Source counts at 170 µm (e.g. Kawara et al., 1998; Puget et al., 1999; Dole et al., 2001) exhibit a steep slope of alpha = 3.3 ± 0.6 between 180 and 500 mJy and, like in the mid IR range, show sources in excess by a factor of 10 compared with no evolution scenario. The brightness fluctuations in the Lockman Hole were used by Matsuhara et al (2000) to constrain galaxy number counts down to 35 mJy at 90 µm and 60 mJy at 170 µm , confirming the existence of a strong evolution down to these flux densities. Using a new data reduction method, Rodighiero & Franceschini (2004) extended the previous works of Kawara et al. (1998), Efstathiou et al. (2000) and Linden-Voernle et al. (2000) down to lower flux densities (30 mJy at 90 µm ) and found a clear excess of faint objects with respect to no evolution (see Fig. 4a). However, the resolved sources account for less than 10% of the Cosmic Infrared Background at 170 µm , which is expected to be resolved into sources in the 1 to 10 mJy range.

Figure 4

Figure 4. (a) Differential 90 µm counts dN/dS normalized to the Euclidean law (N propto S-2.5) (extracted from Rodighiero & Franceschini 2004). Results compared with those from the preliminary analysis of the ISOPHOT ELAIS survey (Efsthatiou et al. 2000, open circles) and with those from Kawara et al. (2004, filled triangles). The long-dashed line shows the expected contribution of non-evolving spirals as in the model of Franceschini et al. (2001). (a) Fluctuations of the CIB in a power spectrum analysis of the FIRBACK/ELAIS N2 field at 170 microns by Puget & Lagache (2000). Observed power spectrum: diamond; straight continuous line: the best fit cirrus power spectrum; dash line: cirrus power spectrum deduced from Miville-Deschênes et al. (2002); continuous curve: detector noise.

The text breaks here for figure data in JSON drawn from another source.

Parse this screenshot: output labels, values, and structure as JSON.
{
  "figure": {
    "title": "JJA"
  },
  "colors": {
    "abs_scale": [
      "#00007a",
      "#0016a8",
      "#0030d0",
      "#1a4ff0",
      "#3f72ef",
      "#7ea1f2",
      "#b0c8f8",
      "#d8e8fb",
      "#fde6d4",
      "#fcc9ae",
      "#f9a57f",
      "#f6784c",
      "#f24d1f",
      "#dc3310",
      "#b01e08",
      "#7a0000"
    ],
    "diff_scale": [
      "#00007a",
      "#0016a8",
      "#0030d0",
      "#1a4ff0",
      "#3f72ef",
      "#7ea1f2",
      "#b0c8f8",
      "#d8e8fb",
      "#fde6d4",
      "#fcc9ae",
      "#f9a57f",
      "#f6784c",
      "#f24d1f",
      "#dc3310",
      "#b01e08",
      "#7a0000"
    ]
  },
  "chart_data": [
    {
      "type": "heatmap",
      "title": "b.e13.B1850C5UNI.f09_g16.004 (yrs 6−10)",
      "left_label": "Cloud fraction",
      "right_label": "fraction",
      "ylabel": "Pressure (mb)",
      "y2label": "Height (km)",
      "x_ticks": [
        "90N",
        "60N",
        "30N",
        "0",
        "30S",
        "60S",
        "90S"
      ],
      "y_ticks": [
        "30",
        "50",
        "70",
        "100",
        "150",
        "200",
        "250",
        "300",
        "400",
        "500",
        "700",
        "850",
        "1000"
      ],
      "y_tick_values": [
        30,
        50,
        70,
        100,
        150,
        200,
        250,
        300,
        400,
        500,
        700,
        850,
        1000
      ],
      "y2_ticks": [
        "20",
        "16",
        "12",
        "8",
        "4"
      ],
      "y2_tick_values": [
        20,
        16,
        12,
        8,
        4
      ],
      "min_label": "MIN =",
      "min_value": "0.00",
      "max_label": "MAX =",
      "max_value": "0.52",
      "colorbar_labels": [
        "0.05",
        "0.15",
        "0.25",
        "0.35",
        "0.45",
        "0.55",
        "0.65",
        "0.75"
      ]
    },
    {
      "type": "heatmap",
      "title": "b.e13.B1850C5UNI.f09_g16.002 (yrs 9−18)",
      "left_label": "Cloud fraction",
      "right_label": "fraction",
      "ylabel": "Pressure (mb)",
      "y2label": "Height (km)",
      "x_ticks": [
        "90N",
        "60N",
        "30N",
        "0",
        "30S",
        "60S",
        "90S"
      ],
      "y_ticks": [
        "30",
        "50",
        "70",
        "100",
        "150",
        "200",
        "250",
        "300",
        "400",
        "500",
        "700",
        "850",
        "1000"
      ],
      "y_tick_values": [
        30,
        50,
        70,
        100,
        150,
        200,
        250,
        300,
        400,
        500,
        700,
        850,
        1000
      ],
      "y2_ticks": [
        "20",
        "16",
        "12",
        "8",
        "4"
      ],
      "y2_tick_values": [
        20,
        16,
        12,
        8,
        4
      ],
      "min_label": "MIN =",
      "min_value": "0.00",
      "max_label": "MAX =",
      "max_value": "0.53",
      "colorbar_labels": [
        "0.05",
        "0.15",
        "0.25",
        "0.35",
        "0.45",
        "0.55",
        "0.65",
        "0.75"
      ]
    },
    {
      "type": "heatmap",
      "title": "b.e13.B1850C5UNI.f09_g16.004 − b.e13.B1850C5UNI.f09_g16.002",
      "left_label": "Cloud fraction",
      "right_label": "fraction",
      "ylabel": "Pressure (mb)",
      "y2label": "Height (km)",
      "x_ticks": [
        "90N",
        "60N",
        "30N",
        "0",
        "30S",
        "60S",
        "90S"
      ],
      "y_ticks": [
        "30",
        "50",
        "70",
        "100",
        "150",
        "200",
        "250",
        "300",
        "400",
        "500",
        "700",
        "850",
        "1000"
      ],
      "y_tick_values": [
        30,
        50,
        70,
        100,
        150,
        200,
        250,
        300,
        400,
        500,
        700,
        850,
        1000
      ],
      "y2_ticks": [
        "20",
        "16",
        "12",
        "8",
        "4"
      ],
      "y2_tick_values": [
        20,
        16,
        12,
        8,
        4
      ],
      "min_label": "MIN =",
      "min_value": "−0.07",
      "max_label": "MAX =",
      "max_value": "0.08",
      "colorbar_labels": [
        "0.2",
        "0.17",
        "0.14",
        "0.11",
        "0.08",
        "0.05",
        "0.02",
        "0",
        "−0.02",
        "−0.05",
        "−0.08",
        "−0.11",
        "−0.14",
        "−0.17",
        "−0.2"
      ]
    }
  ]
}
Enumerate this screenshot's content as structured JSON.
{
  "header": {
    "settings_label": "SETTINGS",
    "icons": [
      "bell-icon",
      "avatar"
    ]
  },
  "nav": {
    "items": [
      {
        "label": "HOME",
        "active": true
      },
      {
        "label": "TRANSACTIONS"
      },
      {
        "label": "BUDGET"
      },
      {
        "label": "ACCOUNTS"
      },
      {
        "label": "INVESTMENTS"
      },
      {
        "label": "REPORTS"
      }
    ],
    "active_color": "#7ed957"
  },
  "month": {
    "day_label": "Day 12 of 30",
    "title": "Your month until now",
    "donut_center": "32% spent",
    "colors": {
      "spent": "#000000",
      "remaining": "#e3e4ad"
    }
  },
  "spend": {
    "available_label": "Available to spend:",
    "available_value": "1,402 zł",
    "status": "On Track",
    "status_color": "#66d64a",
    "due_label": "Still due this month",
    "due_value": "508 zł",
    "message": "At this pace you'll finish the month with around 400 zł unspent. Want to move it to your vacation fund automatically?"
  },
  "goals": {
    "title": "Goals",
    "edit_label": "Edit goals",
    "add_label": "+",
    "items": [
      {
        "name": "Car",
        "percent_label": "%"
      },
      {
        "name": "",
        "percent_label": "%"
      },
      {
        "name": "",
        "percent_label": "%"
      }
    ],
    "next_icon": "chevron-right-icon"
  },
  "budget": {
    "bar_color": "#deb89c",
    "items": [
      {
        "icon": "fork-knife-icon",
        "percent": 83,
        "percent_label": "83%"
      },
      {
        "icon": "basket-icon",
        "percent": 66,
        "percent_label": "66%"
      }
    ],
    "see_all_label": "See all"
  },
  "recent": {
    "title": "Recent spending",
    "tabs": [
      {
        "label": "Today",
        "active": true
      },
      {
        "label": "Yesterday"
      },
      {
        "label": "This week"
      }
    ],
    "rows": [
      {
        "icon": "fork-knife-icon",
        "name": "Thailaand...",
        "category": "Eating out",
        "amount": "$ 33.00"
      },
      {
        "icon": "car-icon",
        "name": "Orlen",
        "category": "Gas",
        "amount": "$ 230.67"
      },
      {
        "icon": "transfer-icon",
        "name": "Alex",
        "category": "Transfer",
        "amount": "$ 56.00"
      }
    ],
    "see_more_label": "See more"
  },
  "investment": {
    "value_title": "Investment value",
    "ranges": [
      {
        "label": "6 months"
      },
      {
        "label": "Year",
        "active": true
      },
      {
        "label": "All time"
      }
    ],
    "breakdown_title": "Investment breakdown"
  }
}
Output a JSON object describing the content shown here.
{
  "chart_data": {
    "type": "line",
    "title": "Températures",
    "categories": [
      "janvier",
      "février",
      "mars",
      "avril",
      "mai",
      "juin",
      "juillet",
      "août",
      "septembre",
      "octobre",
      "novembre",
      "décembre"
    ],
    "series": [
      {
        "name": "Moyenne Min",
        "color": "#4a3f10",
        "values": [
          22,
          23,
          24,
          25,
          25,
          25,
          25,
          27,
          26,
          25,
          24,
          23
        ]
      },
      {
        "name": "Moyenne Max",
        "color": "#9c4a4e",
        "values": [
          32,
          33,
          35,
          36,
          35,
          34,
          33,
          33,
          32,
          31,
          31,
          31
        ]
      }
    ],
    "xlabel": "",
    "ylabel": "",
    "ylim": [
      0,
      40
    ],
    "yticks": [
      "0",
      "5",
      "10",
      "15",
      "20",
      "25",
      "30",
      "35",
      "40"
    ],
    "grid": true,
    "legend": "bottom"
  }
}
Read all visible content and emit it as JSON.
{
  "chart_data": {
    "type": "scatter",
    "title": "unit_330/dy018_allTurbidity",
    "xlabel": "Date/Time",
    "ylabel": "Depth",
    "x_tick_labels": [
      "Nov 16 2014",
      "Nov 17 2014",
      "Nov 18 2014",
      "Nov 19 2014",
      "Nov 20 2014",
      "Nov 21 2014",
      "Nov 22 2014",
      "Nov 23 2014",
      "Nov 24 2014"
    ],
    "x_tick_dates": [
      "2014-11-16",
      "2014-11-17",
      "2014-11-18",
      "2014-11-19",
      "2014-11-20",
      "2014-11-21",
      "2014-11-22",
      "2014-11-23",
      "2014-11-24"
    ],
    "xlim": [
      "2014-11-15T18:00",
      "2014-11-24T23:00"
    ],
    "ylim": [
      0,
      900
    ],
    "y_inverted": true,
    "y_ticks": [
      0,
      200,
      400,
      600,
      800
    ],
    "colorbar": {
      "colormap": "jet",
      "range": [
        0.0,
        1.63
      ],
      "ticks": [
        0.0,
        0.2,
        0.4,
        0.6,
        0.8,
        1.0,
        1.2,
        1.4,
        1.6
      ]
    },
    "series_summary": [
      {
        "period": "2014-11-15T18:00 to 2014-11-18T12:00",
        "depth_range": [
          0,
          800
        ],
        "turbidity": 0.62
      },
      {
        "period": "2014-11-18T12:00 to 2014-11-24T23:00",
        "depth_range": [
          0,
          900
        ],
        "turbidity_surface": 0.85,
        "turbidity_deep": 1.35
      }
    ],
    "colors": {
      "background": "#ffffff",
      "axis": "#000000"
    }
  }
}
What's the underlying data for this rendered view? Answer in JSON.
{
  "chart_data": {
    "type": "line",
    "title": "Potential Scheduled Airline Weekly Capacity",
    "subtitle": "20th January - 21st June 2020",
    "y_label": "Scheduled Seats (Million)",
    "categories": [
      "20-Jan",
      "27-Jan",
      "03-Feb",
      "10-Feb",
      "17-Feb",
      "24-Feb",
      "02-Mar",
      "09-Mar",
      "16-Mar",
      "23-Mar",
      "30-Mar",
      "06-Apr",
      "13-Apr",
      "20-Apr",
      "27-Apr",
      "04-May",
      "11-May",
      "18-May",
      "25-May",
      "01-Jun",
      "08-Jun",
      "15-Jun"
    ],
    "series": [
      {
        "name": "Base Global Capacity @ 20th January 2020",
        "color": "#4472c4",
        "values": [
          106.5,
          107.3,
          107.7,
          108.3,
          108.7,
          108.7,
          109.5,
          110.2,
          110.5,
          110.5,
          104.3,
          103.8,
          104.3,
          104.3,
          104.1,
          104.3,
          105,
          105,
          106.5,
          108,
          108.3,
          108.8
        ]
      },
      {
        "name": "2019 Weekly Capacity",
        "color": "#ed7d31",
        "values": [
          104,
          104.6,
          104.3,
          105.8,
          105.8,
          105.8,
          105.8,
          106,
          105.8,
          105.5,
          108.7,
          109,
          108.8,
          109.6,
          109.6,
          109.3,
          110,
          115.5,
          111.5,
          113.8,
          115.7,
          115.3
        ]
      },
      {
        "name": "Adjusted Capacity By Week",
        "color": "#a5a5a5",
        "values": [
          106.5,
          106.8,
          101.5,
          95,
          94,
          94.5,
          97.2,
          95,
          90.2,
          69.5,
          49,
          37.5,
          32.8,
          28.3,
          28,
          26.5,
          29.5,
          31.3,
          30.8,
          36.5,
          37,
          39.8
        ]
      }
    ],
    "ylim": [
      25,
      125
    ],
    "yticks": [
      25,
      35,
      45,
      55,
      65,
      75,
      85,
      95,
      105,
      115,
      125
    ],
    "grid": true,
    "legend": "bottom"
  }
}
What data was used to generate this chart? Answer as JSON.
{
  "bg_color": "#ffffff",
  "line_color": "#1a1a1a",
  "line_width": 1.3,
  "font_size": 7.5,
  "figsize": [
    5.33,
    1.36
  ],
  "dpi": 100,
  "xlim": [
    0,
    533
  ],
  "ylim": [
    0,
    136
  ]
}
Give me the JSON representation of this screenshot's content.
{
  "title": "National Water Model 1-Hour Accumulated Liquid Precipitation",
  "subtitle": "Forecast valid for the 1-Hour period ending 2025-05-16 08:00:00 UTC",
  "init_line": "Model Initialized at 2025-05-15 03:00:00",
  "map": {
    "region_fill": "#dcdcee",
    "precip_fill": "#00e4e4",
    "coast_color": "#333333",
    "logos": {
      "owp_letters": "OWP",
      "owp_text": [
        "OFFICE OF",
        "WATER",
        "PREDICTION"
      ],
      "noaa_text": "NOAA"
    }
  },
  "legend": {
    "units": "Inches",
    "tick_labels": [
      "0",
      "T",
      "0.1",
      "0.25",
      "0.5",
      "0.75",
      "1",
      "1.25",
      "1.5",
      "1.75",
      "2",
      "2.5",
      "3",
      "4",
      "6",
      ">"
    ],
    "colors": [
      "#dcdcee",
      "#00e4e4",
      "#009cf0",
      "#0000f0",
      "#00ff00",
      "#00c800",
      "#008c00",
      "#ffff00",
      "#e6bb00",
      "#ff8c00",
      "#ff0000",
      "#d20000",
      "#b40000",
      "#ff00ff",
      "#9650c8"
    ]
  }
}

Sources below the detection limit of a survey create fluctuations. If the detection limit does not allow to resolve the sources dominating the CIB intensity, which is the case in the far IR with ISO, characterizing these fluctuations can constrain the spatial correlations of these unresolved sources of cosmological significance. An example of the modeled redshift distribution of the unresolved sources at 170 µm can be found in Fig. 12 of Lagache et al. (2003); the sources dominating the CIB fluctuations have a redshift distribution peaking at z ~ 0.9. After the pioneering work of Herbstmeierer et al. (1998) with ISOPHOT, Lagache & Puget (2000) discovered them at 170 µm in the FIRBACK data, followed by other works at 170 and 90 µm (Matsuhara et al. 2000; Puget & Lagache, 2000; Kiss et al. 2001). Fig. 4b shows the CIB fluctuations in the FN2 field by Puget & Lagache, (2000), at wavenumbers 0.07 < k < 0.4 arcmin-1.